Por otro lado, la actitud del «sabelotodo», presente en los casos de personas que se sienten en la obligación de opinar sobre cualquier tema con total seguridad, puede llevar a minimizar la complejidad de las situaciones. Este enfoque ignora las variables contextuales y las sensibilidades personales, pudiendo estar reduciendo gran parte de su análisis a una narrativa simplista.
La trampa del chisme y la destrucción del brillante
Es lamentable, pero es necesario reconocer que el chisme ha jugado un papel importante en nuestra evolución como sociedad. Este hábito, que surgió como una manera de compartir información, eventualmente nos hizo más inteligentes y creativos, permitiéndonos imaginar y crear mundos distantes de nuestra realidad. Sin embargo, también reveló una oscura faceta de la mente humana: la tendencia a destruir lo que envidiamos o no entendemos.
En este contexto, el chisme se convierte en una herramienta para atacar a aquellos que destacan, a aquellos que tienen la capacidad de despertar a un colectivo. El mediocre, que a menudo no ha desarrollado esas u otras capacidades, se puede sentir amenazado por quien se atreve a perseguir sus sueños, pudiendo no descansar hasta destruirlo.

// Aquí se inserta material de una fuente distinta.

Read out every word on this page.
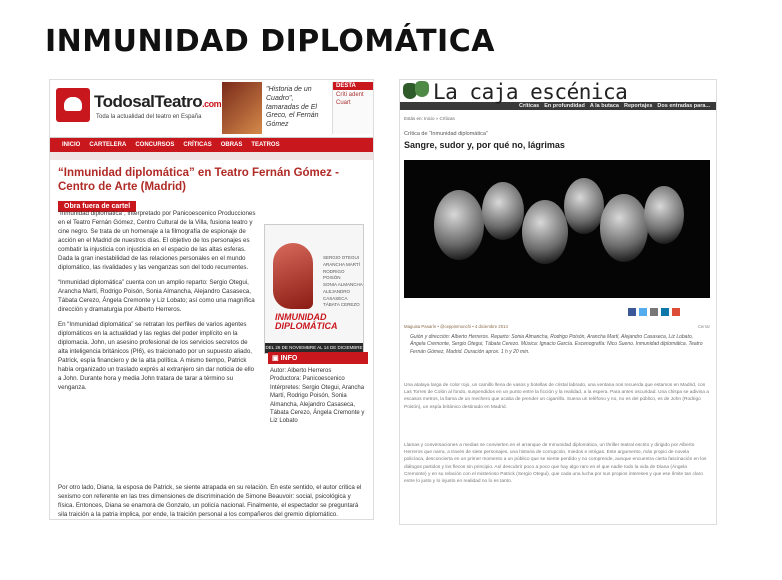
INMUNIDAD DIPLOMÁTICA
TodosalTeatro.com
Toda la actualidad del teatro en España
"Historia de un Cuadro", tamaradas de El Greco, el Fernán Gómez
DESTA
Críti adent Cuart
INICIO CARTELERA CONCURSOS CRÍTICAS OBRAS TEATROS
“Inmunidad diplomática” en Teatro Fernán Gómez - Centro de Arte (Madrid)
Obra fuera de cartel

“Inmunidad diplomática”, interpretado por Panicoescenico Producciones en el Teatro Fernán Gómez, Centro Cultural de la Villa, fusiona teatro y cine negro. Se trata de un homenaje a la filmografía de espionaje de acción en el Madrid de nuestros días. El objetivo de los personajes es combatir la injusticia con injusticia en el espacio de las altas esferas. Dada la gran inestabilidad de las relaciones personales en el mundo diplomático, las rivalidades y las venganzas son del todo recurrentes.

“Inmunidad diplomática” cuenta con un amplio reparto: Sergio Otegui, Arancha Martí, Rodrigo Poisón, Sonia Almancha, Alejandro Casaseca, Tábata Cerezo, Ángela Cremonte y Liz Lobato; así como una magnífica dirección y dramaturgia por Alberto Herreros.

En “Inmunidad diplomática” se retratan los perfiles de varios agentes diplomáticos en la actualidad y las reglas del poder implícito en la diplomacia. John, un asesino profesional de los servicios secretos de alta inteligencia británicos (PI6), es traicionado por un supuesto aliado, Patrick, espía financiero y de la alta política. A mismo tiempo, Patrick había organizado un traslado exprés al extranjero sin dar noticia de ello a John. Durante hora y media John tratara de tarar a término su venganza.

SERGIO OTEGUI
ARANCHA MARTÍ
RODRIGO POISÓN
SONIA ALMANCHA
ALEJANDRO CASASECA
TÁBATA CEREZO
INMUNIDAD
DIPLOMÁTICA
DEL 26 DE NOVIEMBRE AL 14 DE DICIEMBRE
▣ INFO
Autor: Alberto Herreros
Productora: Panicoescenico
Intérpretes: Sergio Otegui, Arancha Martí, Rodrigo Poisón, Sonia Almancha, Alejandro Casaseca, Tábata Cerezo, Ángela Cremonte y Liz Lobato
Por otro lado, Diana, la esposa de Patrick, se siente atrapada en su relación. En este sentido, el autor critica el sexismo con referente en las tres dimensiones de discriminación de Simone Beauvoir: social, psicológica y física. Entonces, Diana se enamora de Gonzalo, un policía nacional. Finalmente, el espectador se preguntará sila traición a la patria implica, por ende, la traición personal a los compañeros del gremio diplomático.
La caja escénica
Críticas En profundidad A la butaca Reportajes Dos entradas para...
Estás en: Inicio » Críticas
Crítica de “Inmunidad diplomática”
Sangre, sudor y, por qué no, lágrimas
Maguisa Pasarín • @ceppinmonchi • 4 diciembre 2014	Cerrar
Guión y dirección: Alberto Herreros. Reparto: Sonia Almancha, Rodrigo Poisón, Arancha Martí, Alejandro Casaseca, Liz Lobato, Ángela Cremonte, Sergio Otegui, Tábata Cerezo. Música: Ignacio García. Escenografía: Nico Sueno. Inmunidad diplomática. Teatro Fernán Gómez, Madrid. Duración aprox. 1 h y 20 min.
Una atalaya larga de color rojo, un camillo llena de vasos y botellas de cristal labrado, una ventana nos recuerda que estamos en Madrid, con Las Torres de Colón al fondo, suspendidos en un punto entre la ficción y la realidad, a la espera. Para antes oscuridad. Una chispa se adivina a escasos metros, la llama de un mechero que acaba de prender un cigarrillo. Suena un teléfono y no, no es del público, es de John (Rodrigo Poisón), un espía británico destinado en Madrid.
Llamas y conversaciones a medias se convierten en el arranque de Inmunidad diplomática, un thriller teatral escrito y dirigido por Alberto Herreros que narra, a través de siete personajes, una historia de corrupción, miedos e intrigas. Este argumento, más propio de novela policíaca, desconcierta en un primer momento a un público que se siente perdido y no comprende, aunque encuentra cierta fascinación en los diálogos partidos y los flecos sin principio. Así descubrir poco a poco que hay algo raro en el que nadie todo la vida de Diana (Ángela Cremonte) y en su relación con el misterioso Patrick (Sergio Otegui), que cada una lucha por sus propios intereses y que ese límite tan claro entre lo justo y lo injusto en realidad no lo es tanto.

La inmadurez de los juicios públicos
El caso que he descrito quizás revela una conciencia inmadura, donde algunos juicios sobre la salud mental se emiten con ligereza.
Pero, en realidad, este tipo de comportamientos plantea serias cuestiones éticas y profesionales. La problemática por discutir públicamente la salud mental de alguien, sin su consentimiento y sin respetar la confidencialidad conlleva una violación de uno de los principios fundamentales de la ética en psicología: la confidencialidad. Aunque el análisis se presente como una evaluación de conducta, la divulgación pública de un diagnóstico, ya sea real o percibido, es además de inapropiada, muy perjudicial.
Mi reflexión final
Entendiendo que nuestros juicios y comentarios, especialmente en espacios públicos, pueden tener un impacto profundo en la vida de los demás, podríamos tener más cuidado a la hora de consentir que el chisme, el complejo de salvador y el «sabelotodo» sigan siendo las fuerzas que guíen nuestras interacciones y nuestras percepciones.